Никкан замолк, Мусаси, потупившись, стоял в глубокой задумчивости. Когда он поднял голову, монах уже скрылся из виду.
ВЛАДЕНИЕ КОЯГЮ
Долина Ягю лежит у подножия горы Касаги к северо-востоку от Нары. В начале семнадцатого века здесь располагалось зажиточное поселение, слишком большое, чтобы называться деревней, но и недостаточно крупное и оживленное, чтобы величаться городом. Его следовало бы называть «деревня Касаги», но местные жители предпочитали название Камбэ Дэмэснэ, по имени большого частного владения, располагавшегося здесь в стародавние времена.
В центре поселка возвышался главный дом – замок, служивший символом государственной стабильности и одновременно центром культурной жизни. Каменные бастионы – следы древних укреплений – окружали главный дом. Жители, как и предки владельцев замка, обосновались здесь в десятом веке. Нынешний хозяин замка был примерным феодалом в лучшем смысле слова, он улучшал жизнь подданных и в любую минуту был готов защищать свои земли ценою собственной жизни. Он, однако, избегал вмешательства в войны и споры феодалов за пределами своих владений. Словом, это был благословенный уголок с просвещенной формой правления.
Здесь не было нужды и запустения, которые сеют мародерствующие самураи. Селение разительно отличалось от Нары, где приходили в упадок храмы, воспетые в легендах. Всякий сброд просто не допускали в долину Ягю.
Здешней природе, казалось, претило все безобразное. Горная цепь Касаги была прекрасна и на рассвете, и при закате солнца; вода – чистой и прозрачной, – говорили, что из нее получается самый лучший чай.
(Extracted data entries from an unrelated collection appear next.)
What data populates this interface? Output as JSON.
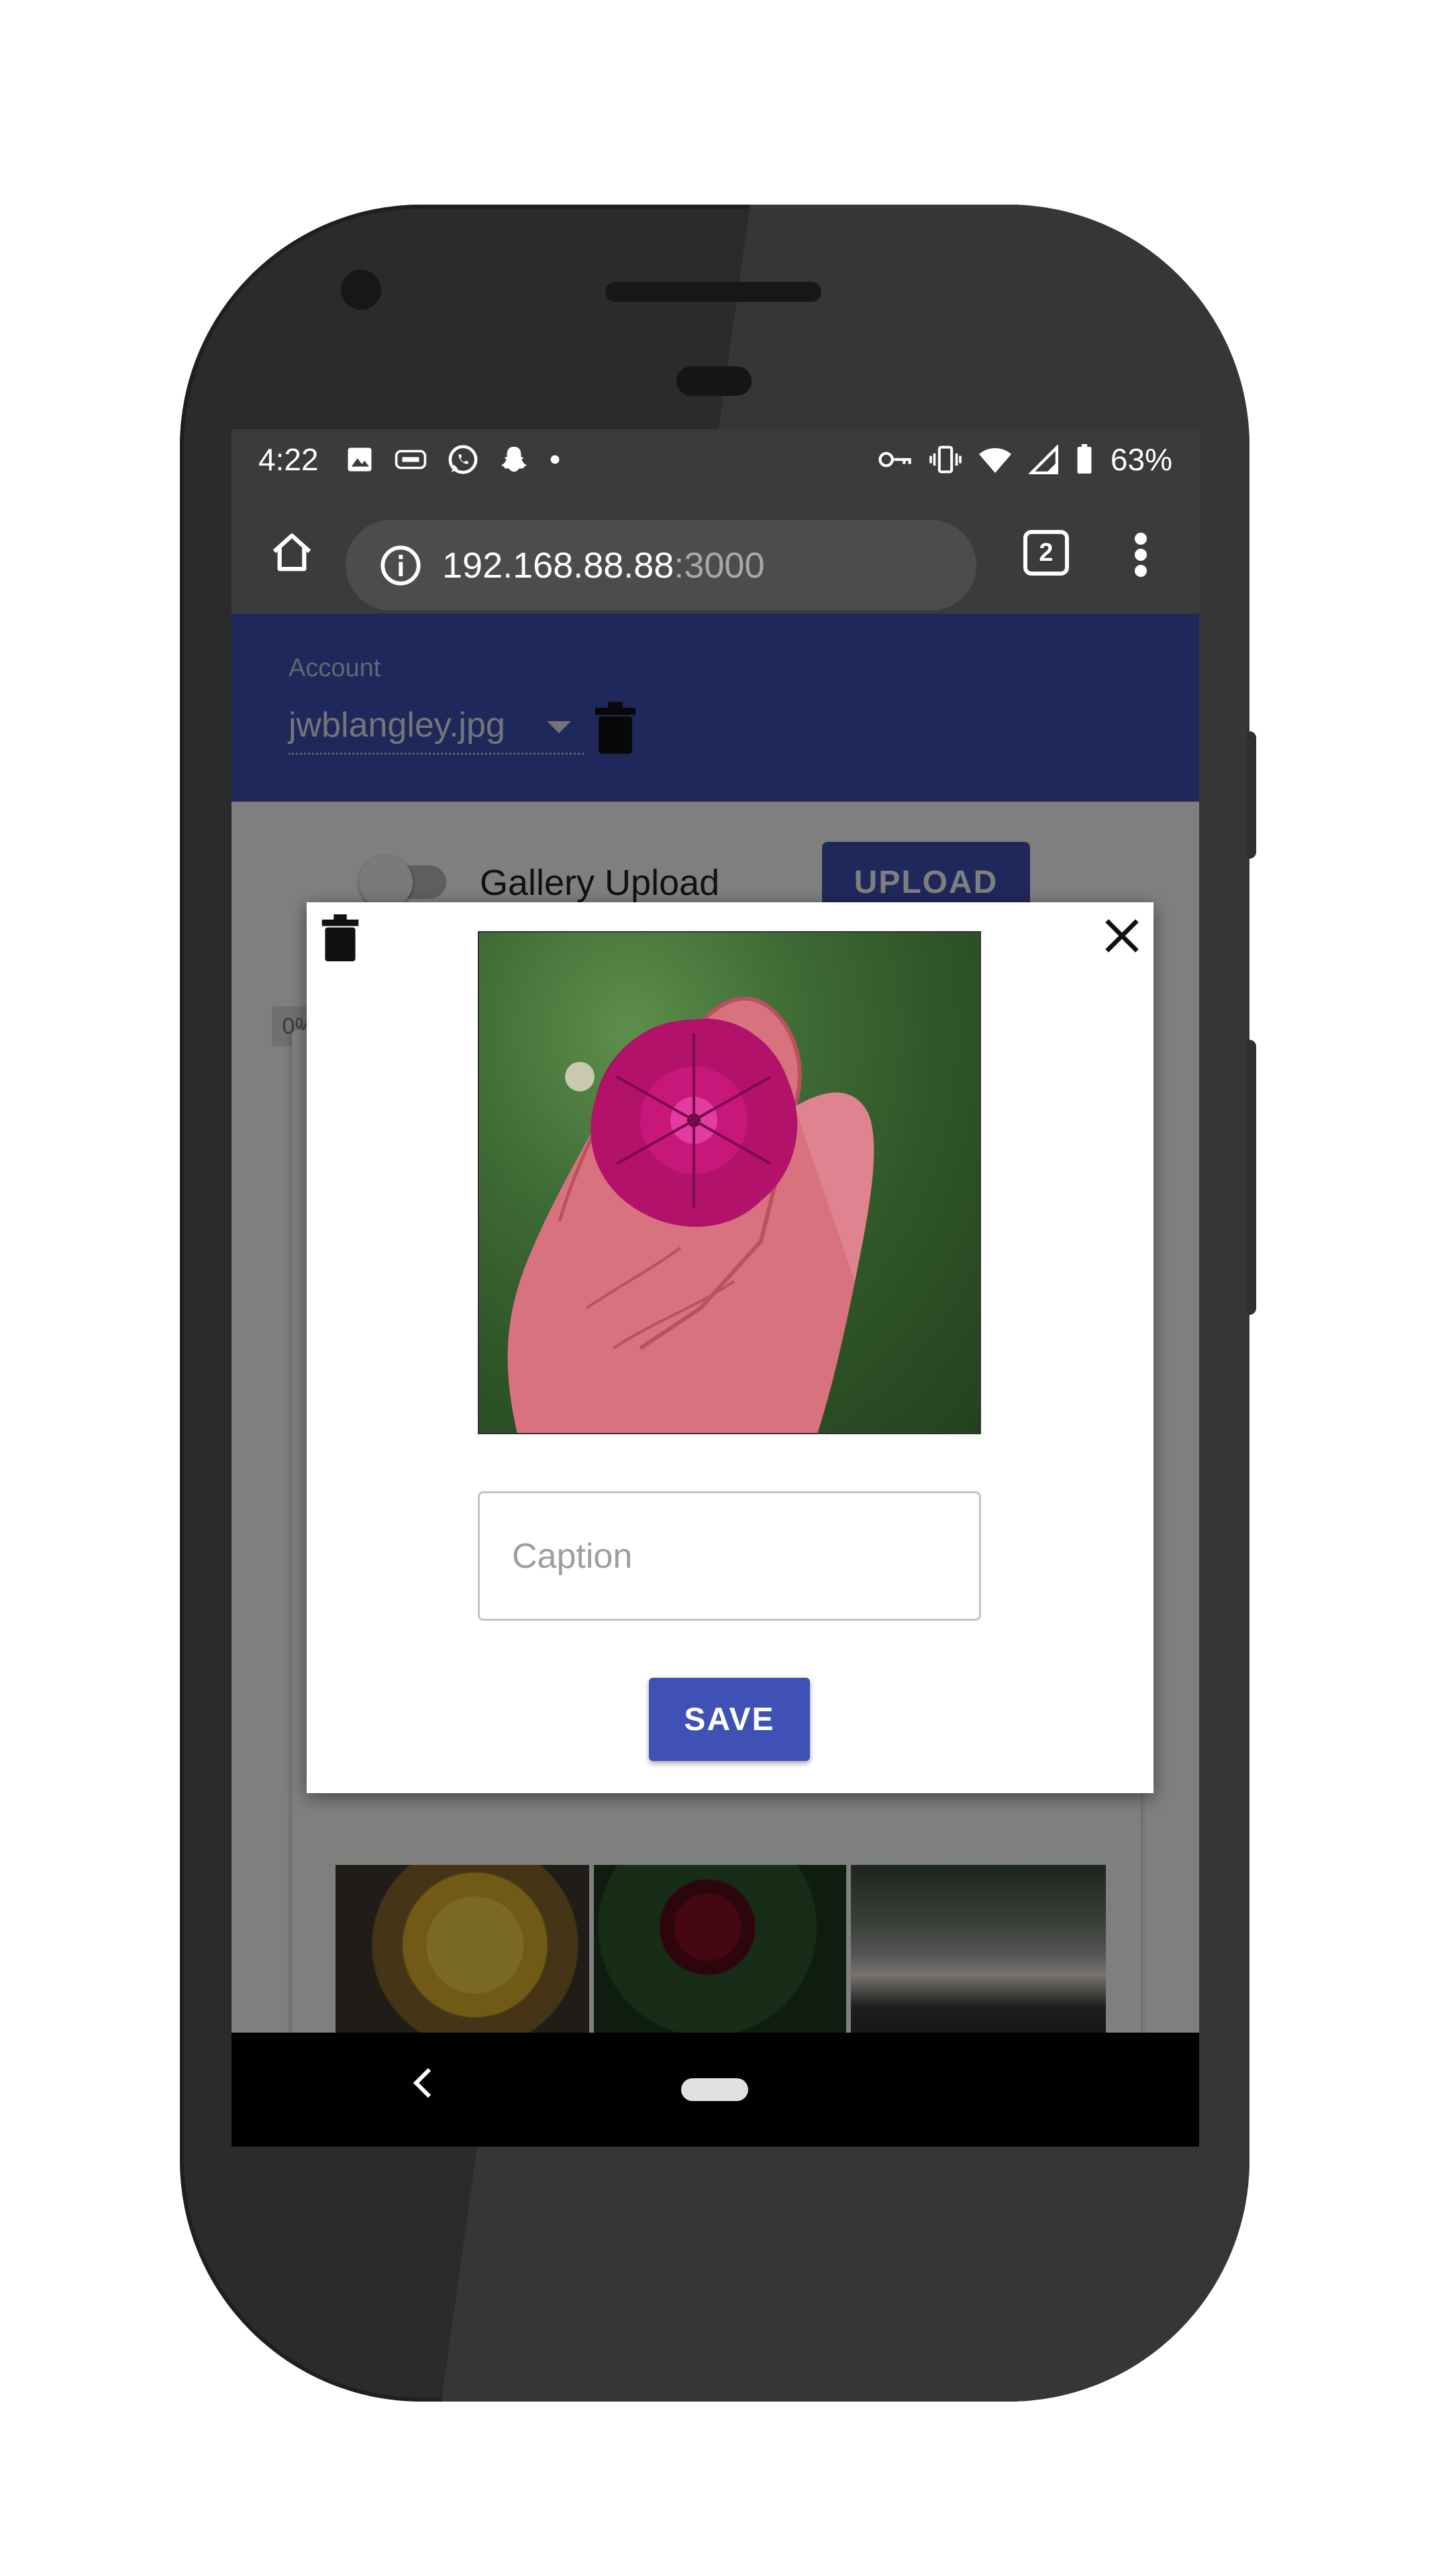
{
  "status_bar": {
    "time": "4:22",
    "battery": "63%",
    "left_icons": [
      "image-icon",
      "cast-icon",
      "whatsapp-icon",
      "snapchat-icon",
      "dot-icon"
    ],
    "right_icons": [
      "key-icon",
      "vibrate-icon",
      "wifi-icon",
      "signal-icon",
      "battery-icon"
    ]
  },
  "browser": {
    "url_host": "192.168.88.88",
    "url_port": ":3000",
    "tab_count": "2"
  },
  "app": {
    "account_label": "Account",
    "account_value": "jwblangley.jpg",
    "gallery_upload_label": "Gallery Upload",
    "upload_label": "UPLOAD",
    "progress_label": "0%"
  },
  "dialog": {
    "caption_placeholder": "Caption",
    "caption_value": "",
    "save_label": "SAVE"
  },
  "colors": {
    "primary": "#3f51b5",
    "status_bar": "#3a3b3c",
    "scrim": "rgba(0,0,0,0.5)"
  }
}
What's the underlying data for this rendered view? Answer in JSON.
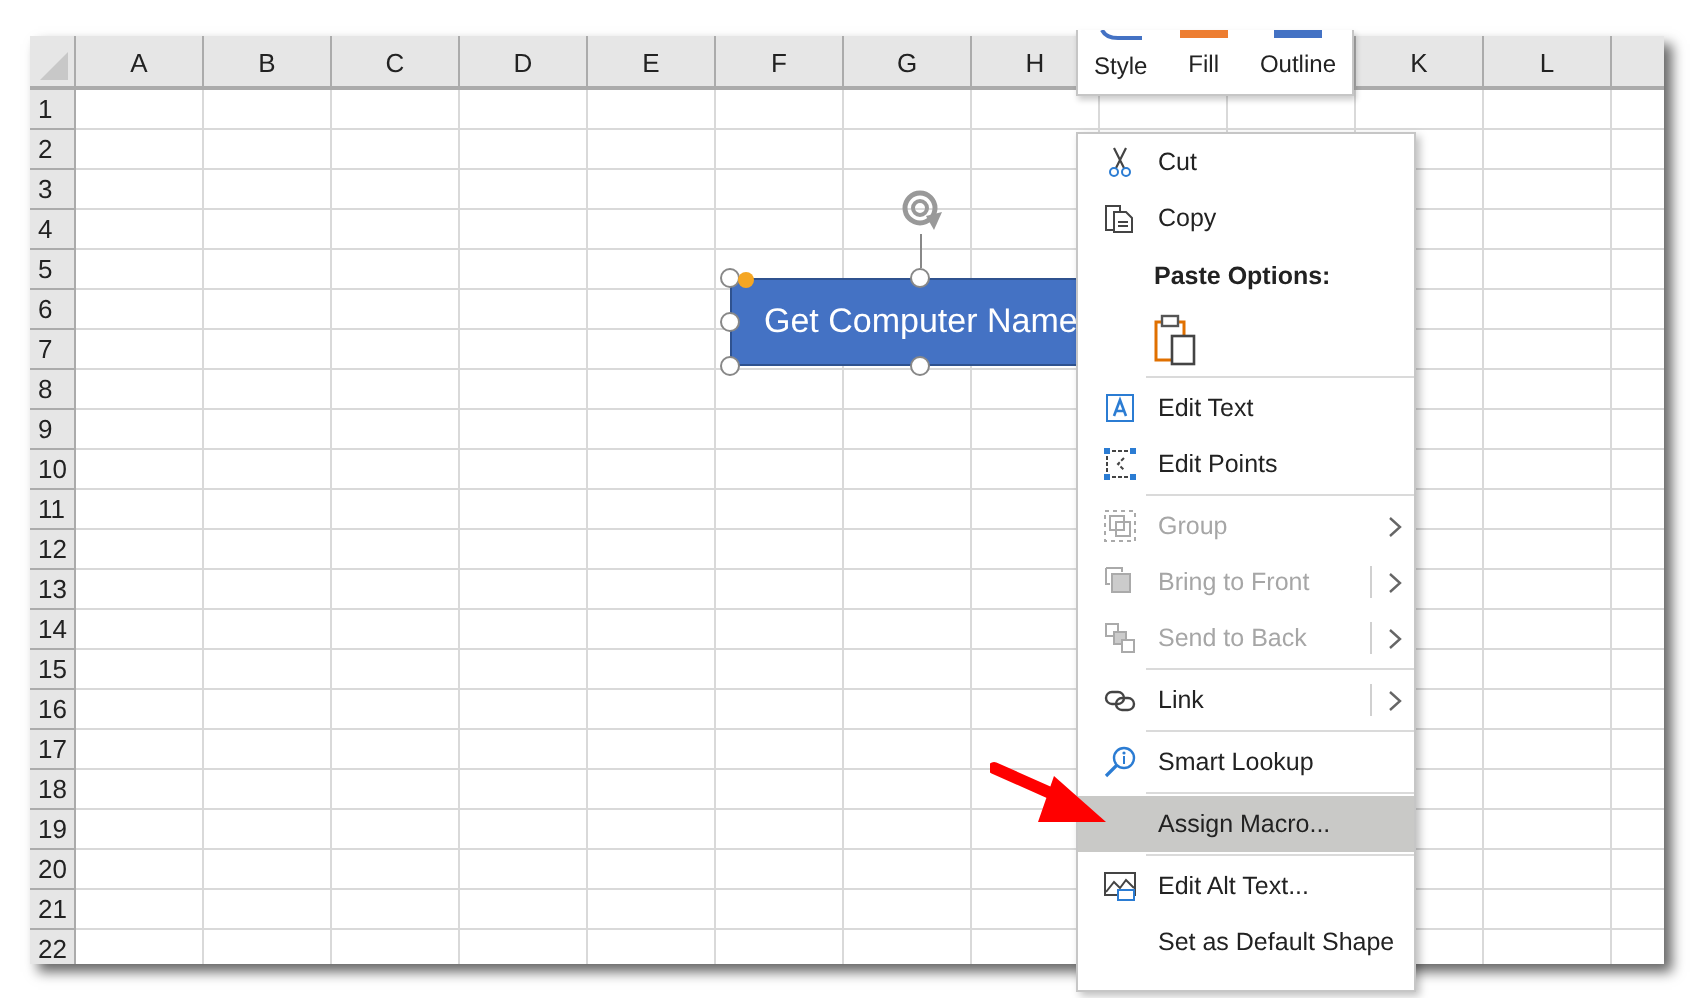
{
  "sheet": {
    "columns": [
      {
        "label": "A"
      },
      {
        "label": "B"
      },
      {
        "label": "C"
      },
      {
        "label": "D"
      },
      {
        "label": "E"
      },
      {
        "label": "F"
      },
      {
        "label": "G"
      },
      {
        "label": "H"
      },
      {},
      {},
      {
        "label": "K"
      },
      {
        "label": "L"
      },
      {}
    ],
    "rows": [
      "1",
      "2",
      "3",
      "4",
      "5",
      "6",
      "7",
      "8",
      "9",
      "10",
      "11",
      "12",
      "13",
      "14",
      "15",
      "16",
      "17",
      "18",
      "19",
      "20",
      "21",
      "22"
    ]
  },
  "shape": {
    "text": "Get Computer Name",
    "selected": true
  },
  "mini_toolbar": [
    {
      "label": "Style"
    },
    {
      "label": "Fill",
      "color": "#ed7d31"
    },
    {
      "label": "Outline",
      "color": "#4472c4"
    }
  ],
  "context_menu": [
    {
      "kind": "item",
      "label": "Cut",
      "disabled": false,
      "submenu": false,
      "split": false,
      "selected": false
    },
    {
      "kind": "item",
      "label": "Copy",
      "disabled": false,
      "submenu": false,
      "split": false,
      "selected": false
    },
    {
      "kind": "header",
      "label": "Paste Options:"
    },
    {
      "kind": "paste"
    },
    {
      "kind": "separator"
    },
    {
      "kind": "item",
      "label": "Edit Text",
      "disabled": false,
      "submenu": false,
      "split": false,
      "selected": false
    },
    {
      "kind": "item",
      "label": "Edit Points",
      "disabled": false,
      "submenu": false,
      "split": false,
      "selected": false
    },
    {
      "kind": "separator"
    },
    {
      "kind": "item",
      "label": "Group",
      "disabled": true,
      "submenu": true,
      "split": false,
      "selected": false
    },
    {
      "kind": "item",
      "label": "Bring to Front",
      "disabled": true,
      "submenu": true,
      "split": true,
      "selected": false
    },
    {
      "kind": "item",
      "label": "Send to Back",
      "disabled": true,
      "submenu": true,
      "split": true,
      "selected": false
    },
    {
      "kind": "separator"
    },
    {
      "kind": "item",
      "label": "Link",
      "disabled": false,
      "submenu": true,
      "split": true,
      "selected": false
    },
    {
      "kind": "separator"
    },
    {
      "kind": "item",
      "label": "Smart Lookup",
      "disabled": false,
      "submenu": false,
      "split": false,
      "selected": false
    },
    {
      "kind": "separator"
    },
    {
      "kind": "item",
      "label": "Assign Macro...",
      "disabled": false,
      "submenu": false,
      "split": false,
      "selected": true
    },
    {
      "kind": "separator"
    },
    {
      "kind": "item",
      "label": "Edit Alt Text...",
      "disabled": false,
      "submenu": false,
      "split": false,
      "selected": false
    },
    {
      "kind": "item",
      "label": "Set as Default Shape",
      "disabled": false,
      "submenu": false,
      "split": false,
      "selected": false
    }
  ]
}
Знаменитые сливовые сады Цукигасэ были по соседству; соловьиные трели, кристально чистые, как горные ручьи, звенели в воздухе с поры таяния снегов до сезона осенних бурь.
Некий поэт сказал: «На родине героя воды и горы свежи и чисты». утверждение осталось бы поэтическим вымыслом, если бы герои действительно не рождались в долине Ягю. Эта земля породила не одного героя. Лучшим примером служил сам клан Ягю. В огромном доме даже слуги были благородного происхождения. Многие попали в дом с рисовых полей, проявив себя в сражениях и со временем превратившись в толковых и преданных служивых.
Ягю Мунэёси Сэкисюсай, удалившись от дел, поселился в небольшом горном домике, находившемся позади главного дома. Теперь он не проявлял интереса к повседневным заботам и даже не знал, кто держит в руках бразды правления. У него были способные сыновья и внуки, преданные вассалы и чиновники, готовые помочь наследникам, поэтому старец Ягю не сомневался, что без него дела по-прежнему идут хорошо.
Мусаси прибыл в долину Ягю через десять дней после побоища на равнине Ханъя. По пути он посетил храмы Касагидэра и Дзёруридзи, где поклонился реликвиям эпохи Кэмму. Он остановился на местном постоялом дворе, намереваясь пожить несколько дней и отдохнуть душой и телом.
В один из дней Мусаси в неофициальной одежде вышел прогуляться вместе с Дзётаро. Взор его был устремлен на поля, на работающих крестьян.
– Удивительно, просто невероятно! – несколько раз повторил Мусаси.
– Что? – спросил Дзётаро. Он поразился, что Мусаси разговаривает сам с собой.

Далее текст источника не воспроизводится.